While living in the U.S. was quite different from life in Guatemala, Garcia found a home at the San Francisco School of the Arts where she found a supportive home in the art department. She also began a love affair with energetic dance forms such as Afro-Haitian dance. Ultimately, Garcia dedicated herself to the study of art and enrolled at Boston University, where she ran more than she danced and spent a great deal of time working on art installations.
As is the case for many creative types, her time away from dance took its toll on Garcia’s soul, and she found herself depressed and yearning to return to the West Coast — specifically Santa Cruz. “I was going through a very hard time, “she recalled, “and every time I drove into Santa Cruz I would feel instantly relieved and happy…the cloud would lift.”
It was an easy decision, then, for Garcia to transfer to UCSC to continue her studies, eventually receiving her degree in Fine Arts and spending a great deal of time also studying psychology, and cultural anthropology. She worked as a SPECTRA artist, studied [the Brazilian martial art] Capoeira and continued to run, enjoying the high intensity work out it gave her.
Then she had the idea that she wanted to combine what she had been studying – art, dance, psychology, anthropology, with how she had been moving — intensely and intuitively. “Movement is about joy,” she says. “It should be pleasurable.”
Thus, the idea for Worldanz, which had been floating around in her mind for years, was formed. She began teaching in a small studio in Soquel in 2008 and offered free classes to get the word out. Garcia recalls that at the time, “Ten people was a full class.”
Today a full class has 60 people, and Garcia teaches seven days a week from UCSC to Watsonville and points in between. The Worldanz experience is a high-energy, anaerobic workout bringing in dance styles from around the world, including West-African, Afro-Haitian, Dancehall, Samba, and Bollywood, to mention a few.

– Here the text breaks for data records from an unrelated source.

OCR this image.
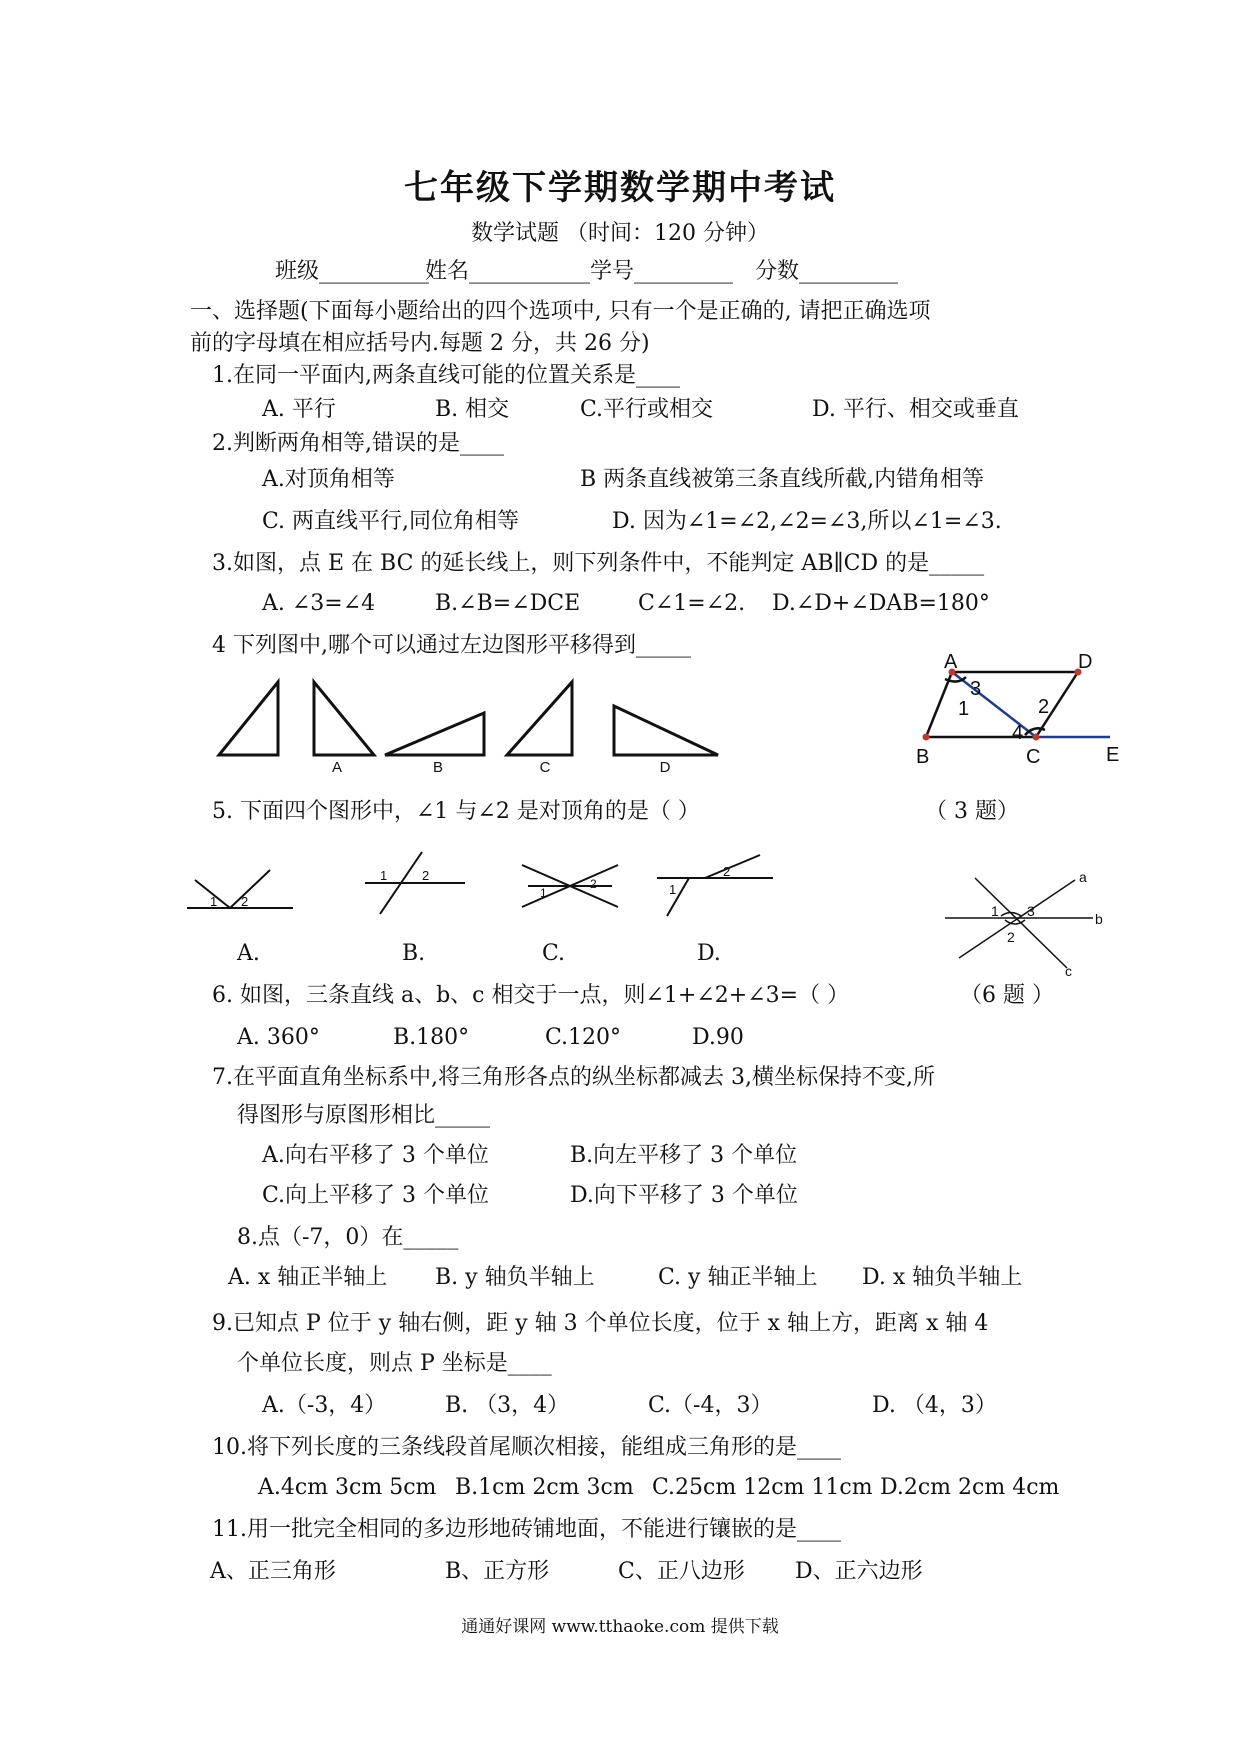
七年级下学期数学期中考试
数学试题 （时间：120 分钟）
班级__________
姓名___________ 学号_________ 分数_________
一、选择题(下面每小题给出的四个选项中, 只有一个是正确的, 请把正确选项
前的字母填在相应括号内.每题 2 分，共 26 分)
1.在同一平面内,两条直线可能的位置关系是____
A. 平行	B. 相交	C.平行或相交	D. 平行、相交或垂直
2.判断两角相等,错误的是____
A.对顶角相等	B 两条直线被第三条直线所截,内错角相等
C. 两直线平行,同位角相等	D. 因为∠1=∠2,∠2=∠3,所以∠1=∠3.
3.如图，点 E 在 BC 的延长线上，则下列条件中，不能判定 AB∥CD 的是_____
A. ∠3=∠4	B.∠B=∠DCE	C∠1=∠2. D.∠D+∠DAB=180°
4 下列图中,哪个可以通过左边图形平移得到_____
A	B	C	D
A	D
B	C	E
1	2
3
4
（ 3 题）
5. 下面四个图形中，∠1 与∠2 是对顶角的是（ ）
1 2
1	2
1
2	1
2
A.	B.	C.	D.
a
b
c
1 3
2
6. 如图，三条直线 a、b、c 相交于一点，则∠1+∠2+∠3=（ ）	（6 题 ）
A. 360°	B.180°	C.120°	D.90
7.在平面直角坐标系中,将三角形各点的纵坐标都减去 3,横坐标保持不变,所
得图形与原图形相比_____
A.向右平移了 3 个单位	B.向左平移了 3 个单位
C.向上平移了 3 个单位	D.向下平移了 3 个单位
8.点（-7，0）在_____
A. x 轴正半轴上 B. y 轴负半轴上	C. y 轴正半轴上 D. x 轴负半轴上
9.已知点 P 位于 y 轴右侧，距 y 轴 3 个单位长度，位于 x 轴上方，距离 x 轴 4
个单位长度，则点 P 坐标是____
A.（-3，4）	B. （3，4）	C.（-4，3）	D. （4，3）
10.将下列长度的三条线段首尾顺次相接，能组成三角形的是____
A.4cm 3cm 5cm B.1cm 2cm 3cm C.25cm 12cm 11cm D.2cm 2cm 4cm
11.用一批完全相同的多边形地砖铺地面，不能进行镶嵌的是____
A、正三角形	B、正方形	C、正八边形 D、正六边形
通通好课网 www.tthaoke.com 提供下载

Garcia has also begun to train others to become Worldanz teachers, with 14 people currently certified and her fourth training underway. Unlike many dance and fitness certifications, the Worldanz teacher training lasts nine months and insures each dance element is taught with integrity to its origin.
Ultimately, Garcia wants teachers and students alike to feel “ecstatic when they are dancing, to lose themselves and let go without being self-conscious.”